As more and more celebrities get candid about their health and mental health challenges, experts say this can have a positive impact on fans and others watching by raising awareness and removing stigma.
“We know that celebrities sharing their experiences is one way to improve knowledge and general education on specific health conditions,” says Dr. Adiele Hoffman, a general practitioner and medical adviser at the women’s health app Flo. “Improving awareness can also influence positive health behaviors like seeking help from professionals and accessing reliable sources of information.”
While there isn’t a huge amount of medical evidence around celebrity disclosures, mental health research has shown there can be an impact. In a 2022 analysis, for example, researchers found celebrity disclosures about mental health can lead to reduced stigma and better acceptance of people with mental health conditions.
Mental health disclosures can also help counter false beliefs around conditions and minimize stereotypes, Hoffman adds.
For example, Ed Sheeran revealing his experience with binge eating earlier this year helped put a spotlight on the fact that men can deal with body image issues and eating disorders too.
“People who struggle with disordered eating and body image issues usually experience shame and find it challenging to open up about their challenges and seek help. By being open about their challenges, celebrities remind us that anyone can get affected by these issues and that it’s OK to talk about them and seek help,” says Elizabet Altunkara, director of education at the National Eating Disorders Association.
Seeing an admired celebrity who has faced and overcome these challenges, or is in the recovery process, can also generate a sense of hope, Altunkara says. Plus, it helps that stars have a large platform.
“Celebrities have large audiences and a big reach. If they are raising awareness about eating disorders and mental health challenges in general, they have the ability to raise awareness on a larger scale,” she says. “Knowing that your favorite celebrity also struggled with an eating disorder and was able to recover not only becomes a source of hope but also emphasizes the fact that eating disorders don’t discriminate and can affect anyone.”
Hoffman thinks the same benefits can apply to other health disclosures too.
“Celebrities sharing their experiences, particularly those opening up about stigmatized women’s health conditions like Chrissy Teigen has on her infertility journey and pregnancy loss, can play a powerful role in increasing public awareness and understanding,” Hoffman says. “People can also learn by observing a celebrity’s actions and outcomes — a celebrity is still popular and respected despite their condition and any concerns about potential negative consequences.”
Hoffman also thinks celebrity disclosures around health topics often deemed as “taboo” can help normalize these conversations and reduce both public and self-stigma.

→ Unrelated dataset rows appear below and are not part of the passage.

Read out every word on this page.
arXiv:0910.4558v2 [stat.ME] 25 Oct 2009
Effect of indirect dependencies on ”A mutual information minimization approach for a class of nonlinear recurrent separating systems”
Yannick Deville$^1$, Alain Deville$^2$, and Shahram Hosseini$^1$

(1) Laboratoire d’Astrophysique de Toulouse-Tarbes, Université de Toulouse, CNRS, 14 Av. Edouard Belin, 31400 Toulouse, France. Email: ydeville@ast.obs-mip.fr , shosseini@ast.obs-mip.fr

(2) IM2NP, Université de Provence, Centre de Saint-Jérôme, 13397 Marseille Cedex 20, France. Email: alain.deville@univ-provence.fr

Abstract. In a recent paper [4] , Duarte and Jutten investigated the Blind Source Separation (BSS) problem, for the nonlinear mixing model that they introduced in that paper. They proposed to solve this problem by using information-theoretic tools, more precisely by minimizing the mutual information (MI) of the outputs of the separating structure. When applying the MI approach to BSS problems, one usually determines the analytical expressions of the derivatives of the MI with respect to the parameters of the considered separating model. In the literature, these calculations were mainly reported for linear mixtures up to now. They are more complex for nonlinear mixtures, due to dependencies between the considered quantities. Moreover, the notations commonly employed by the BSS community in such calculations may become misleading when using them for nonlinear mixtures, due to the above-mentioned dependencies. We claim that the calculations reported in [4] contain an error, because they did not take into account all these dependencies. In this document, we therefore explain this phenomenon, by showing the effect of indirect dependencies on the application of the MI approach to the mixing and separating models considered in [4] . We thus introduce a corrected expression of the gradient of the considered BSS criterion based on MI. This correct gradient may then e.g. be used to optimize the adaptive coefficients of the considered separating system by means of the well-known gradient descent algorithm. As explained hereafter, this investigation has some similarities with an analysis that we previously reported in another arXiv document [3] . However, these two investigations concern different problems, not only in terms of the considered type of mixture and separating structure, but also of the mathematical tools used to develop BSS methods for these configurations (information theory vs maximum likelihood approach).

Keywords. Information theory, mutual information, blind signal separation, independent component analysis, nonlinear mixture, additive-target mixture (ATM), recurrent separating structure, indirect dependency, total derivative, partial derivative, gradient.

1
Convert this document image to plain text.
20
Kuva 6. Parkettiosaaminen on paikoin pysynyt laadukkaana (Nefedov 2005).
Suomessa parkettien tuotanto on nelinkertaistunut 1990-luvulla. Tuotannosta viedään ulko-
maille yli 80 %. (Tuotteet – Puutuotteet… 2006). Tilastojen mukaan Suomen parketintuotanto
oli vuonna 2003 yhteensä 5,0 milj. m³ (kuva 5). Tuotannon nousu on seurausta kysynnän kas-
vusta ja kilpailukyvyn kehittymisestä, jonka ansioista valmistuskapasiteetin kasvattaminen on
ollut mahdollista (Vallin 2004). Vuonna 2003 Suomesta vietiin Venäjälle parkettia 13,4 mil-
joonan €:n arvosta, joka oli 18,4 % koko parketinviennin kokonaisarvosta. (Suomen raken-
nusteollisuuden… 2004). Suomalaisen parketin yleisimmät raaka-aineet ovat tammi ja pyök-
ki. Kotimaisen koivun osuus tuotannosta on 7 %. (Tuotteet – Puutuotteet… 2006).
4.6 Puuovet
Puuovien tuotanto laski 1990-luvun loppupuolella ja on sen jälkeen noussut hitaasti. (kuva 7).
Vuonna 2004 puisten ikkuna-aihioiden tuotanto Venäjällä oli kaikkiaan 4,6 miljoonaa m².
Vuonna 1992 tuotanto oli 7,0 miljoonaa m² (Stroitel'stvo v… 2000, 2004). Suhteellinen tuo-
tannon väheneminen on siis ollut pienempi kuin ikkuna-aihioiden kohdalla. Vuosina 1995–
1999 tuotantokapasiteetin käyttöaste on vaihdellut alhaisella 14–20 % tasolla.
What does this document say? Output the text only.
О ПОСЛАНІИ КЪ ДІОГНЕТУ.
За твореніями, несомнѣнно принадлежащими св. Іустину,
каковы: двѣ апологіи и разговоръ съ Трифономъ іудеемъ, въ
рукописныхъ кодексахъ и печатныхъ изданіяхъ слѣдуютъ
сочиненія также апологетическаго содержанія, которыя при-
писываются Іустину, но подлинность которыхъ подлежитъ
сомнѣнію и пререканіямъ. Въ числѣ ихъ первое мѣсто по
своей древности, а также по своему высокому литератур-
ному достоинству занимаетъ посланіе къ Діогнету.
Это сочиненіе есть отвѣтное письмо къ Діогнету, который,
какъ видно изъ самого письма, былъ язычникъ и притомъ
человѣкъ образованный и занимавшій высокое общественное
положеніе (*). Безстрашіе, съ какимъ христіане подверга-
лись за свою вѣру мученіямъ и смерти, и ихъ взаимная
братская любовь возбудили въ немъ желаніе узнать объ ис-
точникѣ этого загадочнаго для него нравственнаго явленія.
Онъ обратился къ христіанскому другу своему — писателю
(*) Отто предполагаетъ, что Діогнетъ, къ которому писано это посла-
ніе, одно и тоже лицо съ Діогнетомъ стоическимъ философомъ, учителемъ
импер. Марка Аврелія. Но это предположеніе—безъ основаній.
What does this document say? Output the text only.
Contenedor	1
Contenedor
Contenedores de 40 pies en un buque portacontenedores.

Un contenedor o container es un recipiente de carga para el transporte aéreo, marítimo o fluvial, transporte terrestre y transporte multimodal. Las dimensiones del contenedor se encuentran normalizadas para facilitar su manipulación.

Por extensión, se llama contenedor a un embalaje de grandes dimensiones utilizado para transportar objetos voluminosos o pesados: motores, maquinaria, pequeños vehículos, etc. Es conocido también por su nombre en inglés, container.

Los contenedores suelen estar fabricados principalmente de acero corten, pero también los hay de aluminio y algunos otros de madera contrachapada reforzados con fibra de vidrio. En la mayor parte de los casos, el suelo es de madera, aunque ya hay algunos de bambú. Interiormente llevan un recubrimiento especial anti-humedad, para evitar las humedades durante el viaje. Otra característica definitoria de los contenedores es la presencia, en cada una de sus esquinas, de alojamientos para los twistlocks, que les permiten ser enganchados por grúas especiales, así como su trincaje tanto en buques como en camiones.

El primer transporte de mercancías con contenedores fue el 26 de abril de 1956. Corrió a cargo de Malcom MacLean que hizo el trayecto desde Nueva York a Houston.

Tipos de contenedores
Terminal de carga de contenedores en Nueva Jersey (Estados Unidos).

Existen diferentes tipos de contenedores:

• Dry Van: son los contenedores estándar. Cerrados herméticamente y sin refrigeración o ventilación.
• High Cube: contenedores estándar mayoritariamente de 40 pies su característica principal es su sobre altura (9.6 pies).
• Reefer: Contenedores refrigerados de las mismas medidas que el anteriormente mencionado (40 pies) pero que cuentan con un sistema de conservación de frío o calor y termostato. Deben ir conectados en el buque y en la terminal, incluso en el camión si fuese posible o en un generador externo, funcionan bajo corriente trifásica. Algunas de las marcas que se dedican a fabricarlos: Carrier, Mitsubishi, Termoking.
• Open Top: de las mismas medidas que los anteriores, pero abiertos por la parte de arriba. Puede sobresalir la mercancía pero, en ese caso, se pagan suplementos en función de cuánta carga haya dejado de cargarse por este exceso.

“Having positive role models in the media openly discuss taboo topics like sex and sex-related health topics can help break down barriers and open conversation,” she says. “When a celebrity openly talks about a taboo topic, like vaginismus, it’s like they’re giving people permission to talk about it too. Suddenly, people feel more comfortable reaching out for support which they might not have done due to either a lack of understanding or embarrassment.”
Hoffman says it’s important to remember that media portrayal of celebrities and their condition also play a key role, noting the importance of providing accurate information. It’s also useful for fans to remember that individuals are all different and celebrities’ experiences won’t necessarily be identical to their own.
“While it is great to normalize these experiences, we should remember that we’re all unique and should seek medical advice for personalized diagnoses and treatment,” Hoffman says.
If you or someone you know is struggling with body image or eating concerns, the National Eating Disorders Association’s toll-free and confidential helpline is available by phone or text at 1-800-931-2237 or by click-to-chat message at nationaleatingdisorders.org/helpline. For 24/7 crisis situations, text “NEDA” to 741-741.